О том, что было после, рассказал на заседании Народного суда бывший полицейский, а позднее жандарм Христо Желязков, принимавший участие в расправе над патриотами: «Прежде чем мертвых зарыли, я подошел к краю могилы. В этот момент к яме подтащили какого-то пожилого, довольно полного человека. Ему приказали сесть на край ямы лицом к убитым. Раздалась автоматная очередь, и он свалился вниз, на трупы других расстрелянных».
Картину дополняют показания другого жандарма – Владо Калоянова: «Когда Йордана Борукова подвели к яме, он сказал: „Чему быть, того не миновать“».

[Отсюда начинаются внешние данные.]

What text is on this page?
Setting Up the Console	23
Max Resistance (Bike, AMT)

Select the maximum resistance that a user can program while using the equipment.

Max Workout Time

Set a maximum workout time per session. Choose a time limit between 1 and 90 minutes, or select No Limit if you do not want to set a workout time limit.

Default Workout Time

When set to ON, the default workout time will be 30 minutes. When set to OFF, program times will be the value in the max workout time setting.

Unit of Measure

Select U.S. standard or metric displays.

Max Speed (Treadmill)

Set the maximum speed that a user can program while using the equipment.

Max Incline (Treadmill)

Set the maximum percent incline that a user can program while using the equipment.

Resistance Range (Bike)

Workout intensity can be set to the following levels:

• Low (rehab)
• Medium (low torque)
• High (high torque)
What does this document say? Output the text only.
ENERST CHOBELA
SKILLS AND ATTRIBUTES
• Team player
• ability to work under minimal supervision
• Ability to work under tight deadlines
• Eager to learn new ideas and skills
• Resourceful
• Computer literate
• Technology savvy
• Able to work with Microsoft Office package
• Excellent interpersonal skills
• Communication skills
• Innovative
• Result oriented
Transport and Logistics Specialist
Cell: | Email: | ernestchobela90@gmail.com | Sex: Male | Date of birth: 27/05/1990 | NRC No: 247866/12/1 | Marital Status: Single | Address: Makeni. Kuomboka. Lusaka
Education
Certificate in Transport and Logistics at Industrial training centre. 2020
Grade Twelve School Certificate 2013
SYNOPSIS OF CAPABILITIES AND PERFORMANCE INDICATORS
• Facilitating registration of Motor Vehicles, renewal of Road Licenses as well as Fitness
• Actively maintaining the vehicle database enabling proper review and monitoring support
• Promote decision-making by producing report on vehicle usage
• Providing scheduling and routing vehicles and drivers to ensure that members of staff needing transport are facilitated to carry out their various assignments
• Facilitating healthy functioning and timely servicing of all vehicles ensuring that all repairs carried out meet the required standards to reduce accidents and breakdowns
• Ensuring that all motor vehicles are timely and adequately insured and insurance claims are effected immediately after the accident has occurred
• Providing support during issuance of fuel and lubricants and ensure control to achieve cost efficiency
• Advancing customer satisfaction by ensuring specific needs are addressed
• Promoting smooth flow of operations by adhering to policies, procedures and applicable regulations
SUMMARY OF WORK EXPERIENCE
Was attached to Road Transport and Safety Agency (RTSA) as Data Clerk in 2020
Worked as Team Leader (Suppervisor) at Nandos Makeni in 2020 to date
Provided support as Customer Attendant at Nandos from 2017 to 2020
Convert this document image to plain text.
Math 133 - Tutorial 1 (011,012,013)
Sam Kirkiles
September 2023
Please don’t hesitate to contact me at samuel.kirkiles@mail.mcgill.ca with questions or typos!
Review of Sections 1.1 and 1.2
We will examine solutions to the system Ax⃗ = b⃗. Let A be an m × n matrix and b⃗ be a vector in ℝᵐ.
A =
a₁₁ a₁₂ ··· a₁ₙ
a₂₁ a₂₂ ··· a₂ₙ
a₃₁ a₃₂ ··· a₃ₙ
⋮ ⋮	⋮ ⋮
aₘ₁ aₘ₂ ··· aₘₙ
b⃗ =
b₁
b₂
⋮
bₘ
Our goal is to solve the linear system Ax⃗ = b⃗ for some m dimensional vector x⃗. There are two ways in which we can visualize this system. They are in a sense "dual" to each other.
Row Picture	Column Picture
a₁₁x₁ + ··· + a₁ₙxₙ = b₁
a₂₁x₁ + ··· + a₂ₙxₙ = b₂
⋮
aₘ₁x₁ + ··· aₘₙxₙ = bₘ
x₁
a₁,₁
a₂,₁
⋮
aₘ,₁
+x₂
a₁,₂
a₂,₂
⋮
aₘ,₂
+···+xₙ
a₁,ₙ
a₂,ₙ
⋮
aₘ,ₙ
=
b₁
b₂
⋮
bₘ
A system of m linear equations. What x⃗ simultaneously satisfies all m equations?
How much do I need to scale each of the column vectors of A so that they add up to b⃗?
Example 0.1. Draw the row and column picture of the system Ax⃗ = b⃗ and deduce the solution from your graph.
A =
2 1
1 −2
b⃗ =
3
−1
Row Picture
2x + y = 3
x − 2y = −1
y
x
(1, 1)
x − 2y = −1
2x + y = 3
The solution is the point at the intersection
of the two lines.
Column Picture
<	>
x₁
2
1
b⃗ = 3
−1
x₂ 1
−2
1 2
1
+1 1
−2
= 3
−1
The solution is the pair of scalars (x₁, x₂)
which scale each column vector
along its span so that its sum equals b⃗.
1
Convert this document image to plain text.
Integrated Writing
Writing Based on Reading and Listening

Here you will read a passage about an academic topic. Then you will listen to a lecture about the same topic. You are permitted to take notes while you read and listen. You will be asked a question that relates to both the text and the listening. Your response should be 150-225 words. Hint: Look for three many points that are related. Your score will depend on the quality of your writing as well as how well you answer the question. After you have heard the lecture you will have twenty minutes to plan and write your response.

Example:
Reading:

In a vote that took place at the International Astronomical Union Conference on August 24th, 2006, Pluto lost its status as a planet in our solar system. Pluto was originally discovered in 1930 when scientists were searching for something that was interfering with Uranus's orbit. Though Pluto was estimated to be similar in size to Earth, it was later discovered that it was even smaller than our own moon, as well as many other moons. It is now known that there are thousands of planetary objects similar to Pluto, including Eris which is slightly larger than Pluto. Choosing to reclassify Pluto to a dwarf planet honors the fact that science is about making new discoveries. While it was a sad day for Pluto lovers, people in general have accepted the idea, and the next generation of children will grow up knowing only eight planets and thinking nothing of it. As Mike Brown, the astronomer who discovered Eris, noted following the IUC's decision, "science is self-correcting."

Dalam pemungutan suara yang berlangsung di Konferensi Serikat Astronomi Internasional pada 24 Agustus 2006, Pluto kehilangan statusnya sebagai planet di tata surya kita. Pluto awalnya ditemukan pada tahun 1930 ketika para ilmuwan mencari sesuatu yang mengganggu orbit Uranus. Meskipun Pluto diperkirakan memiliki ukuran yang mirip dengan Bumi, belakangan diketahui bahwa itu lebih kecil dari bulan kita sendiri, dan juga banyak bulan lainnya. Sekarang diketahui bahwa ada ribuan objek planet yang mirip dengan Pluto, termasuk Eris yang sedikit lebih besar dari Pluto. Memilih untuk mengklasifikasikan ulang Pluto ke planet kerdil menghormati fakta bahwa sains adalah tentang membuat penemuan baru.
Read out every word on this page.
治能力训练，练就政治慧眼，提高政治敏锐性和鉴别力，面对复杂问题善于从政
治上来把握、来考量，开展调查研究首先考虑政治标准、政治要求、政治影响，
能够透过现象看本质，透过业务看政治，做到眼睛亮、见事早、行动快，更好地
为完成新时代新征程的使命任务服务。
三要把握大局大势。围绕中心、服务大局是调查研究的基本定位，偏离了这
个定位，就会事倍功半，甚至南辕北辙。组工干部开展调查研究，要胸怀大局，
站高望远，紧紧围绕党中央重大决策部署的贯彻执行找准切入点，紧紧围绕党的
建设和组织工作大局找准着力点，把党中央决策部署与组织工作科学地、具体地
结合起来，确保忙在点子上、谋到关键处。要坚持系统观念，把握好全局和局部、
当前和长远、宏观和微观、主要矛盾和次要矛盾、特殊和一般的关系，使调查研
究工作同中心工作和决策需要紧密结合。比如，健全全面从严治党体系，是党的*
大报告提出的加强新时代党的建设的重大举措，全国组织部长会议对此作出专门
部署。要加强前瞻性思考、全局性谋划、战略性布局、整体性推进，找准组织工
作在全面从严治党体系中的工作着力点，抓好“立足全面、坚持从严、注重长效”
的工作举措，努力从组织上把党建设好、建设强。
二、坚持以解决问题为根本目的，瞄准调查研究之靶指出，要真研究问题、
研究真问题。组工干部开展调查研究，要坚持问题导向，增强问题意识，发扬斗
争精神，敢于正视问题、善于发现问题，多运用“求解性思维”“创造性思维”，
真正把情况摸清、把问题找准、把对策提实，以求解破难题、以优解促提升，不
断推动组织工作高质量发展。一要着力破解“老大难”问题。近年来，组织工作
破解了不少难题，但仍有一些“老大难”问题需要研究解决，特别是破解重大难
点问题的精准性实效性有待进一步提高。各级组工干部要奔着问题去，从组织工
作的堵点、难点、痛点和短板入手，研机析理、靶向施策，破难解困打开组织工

Какое глумление над отцовскими чувствами, над человеческим достоинством! Откуда взялась такая бездна жестокости и садизма у подпоручика Дончева, этого еще молодого, двадцатичетырехлетнего парня в жандармском мундире! Как мог он превратить последние минуты жизни человека, годящегося ему в отцы, в столь бесчеловечную муку! Как мог он так спокойно, с кривой ухмылкой на губах наблюдать за осуществлением своего чудовищного замысла! Видел бай Йордан, как, скошенный автоматной очередью, рухнул его сын, на его глазах были убиты и другие арестованные. Затем настала его очередь. Но не дрогнул бай Йордан, не запросил пощады. Не о себе думал в последние минуты жизни этот шестидесятилетний человек, опаленный боями трех войн и снискавший в них славу храброго солдата. Кровью исходило сердце о сыне, жаль было всех его товарищей, всю эту молодую поросль, безвременно погубленную жестокой рукой палачей. Может быть, ему придавали силы огненные слова вождя болгарских коммунистов Георгия Димитрова, выступления которого ему довелось слышать на Южном фронте, или пробитое пулями и осколками Красное знамя, под которым он сражался во время Сентябрьского восстания в 1923 году, или вера в то, что недолго уже осталось болгарскому народу терпеть деспотизм и беззаконие монархо-фашистского режима.